Published: 3 June 2009

Abstract

Background

Recombination between strains of HIV-1 only occurs in individuals with multiple infections, and the incidence of recombinant forms implies that multiple infection is common. Most direct studies indicate that multiple infection is rare. We determined the rate of multiple infection in a longitudinal study of 58 HIV-1 positive participants from The Women's Interagency HIV Study with a richer sampling design than previous direct studies, and we investigated the role of recombination and sampling design on estimating the multiple infection rate.

Results

40% of our sample had multiple HIV-1 infections. This rate of multiple infection is statistically consistent with previous studies once differences in sampling design are taken into account. Injection drug use significantly increased the incidence of multiple infections. In general there was rapid elimination of secondary strains to undetectable levels, but in 3 cases a superinfecting strain displaced the initial infecting strain and in two cases the strains coexisted throughout the study. All but one secondary strain was detected as an inter- and/or intra-genic recombinant.

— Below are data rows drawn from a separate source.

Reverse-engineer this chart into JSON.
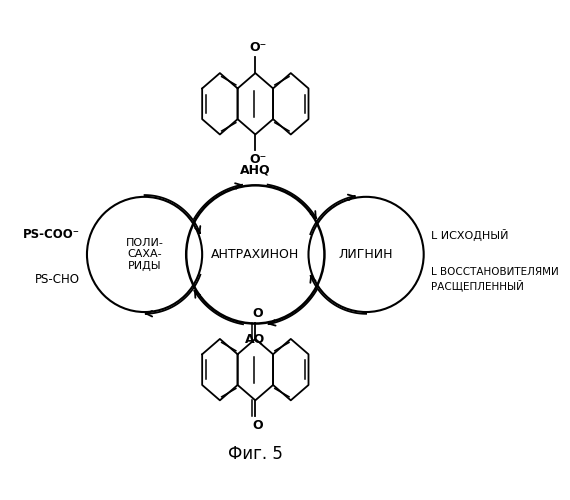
{
  "title": "Фиг. 5",
  "center_text": "АНТРАХИНОН",
  "left_circle_text": "ПОЛИ-\nСАХА-\nРИДЫ",
  "right_circle_text": "ЛИГНИН",
  "top_label": "AHQ",
  "bottom_label": "AQ",
  "left_top_label": "PS-COO⁻",
  "left_bottom_label": "PS-CHO",
  "right_top_label": "L ИСХОДНЫЙ",
  "right_bottom_line1": "L ВОССТАНОВИТЕЛЯМИ",
  "right_bottom_line2": "РАСЩЕПЛЕННЫЙ",
  "background_color": "#ffffff",
  "line_color": "#000000"
}
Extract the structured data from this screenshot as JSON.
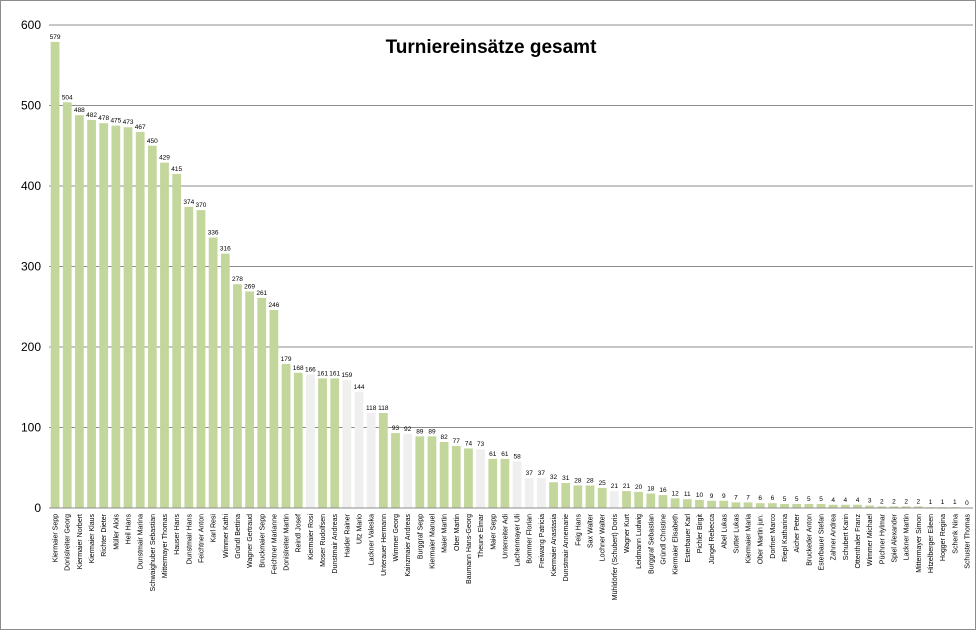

Injection drug use significantly increased the rate of observed recombinants.

Conclusion

Our multiple infection rate is consistent with rates estimated from the frequency of recombinant forms of HIV-1. The fact that our results are also consistent with previous direct studies that had reported a much lower rate illustrates the critical role of sampling design in estimating this rate. Multiple infection and recombination significantly add to the genetic diversity of HIV-1 and its evolutionary potential, and injection drug use significantly increases both.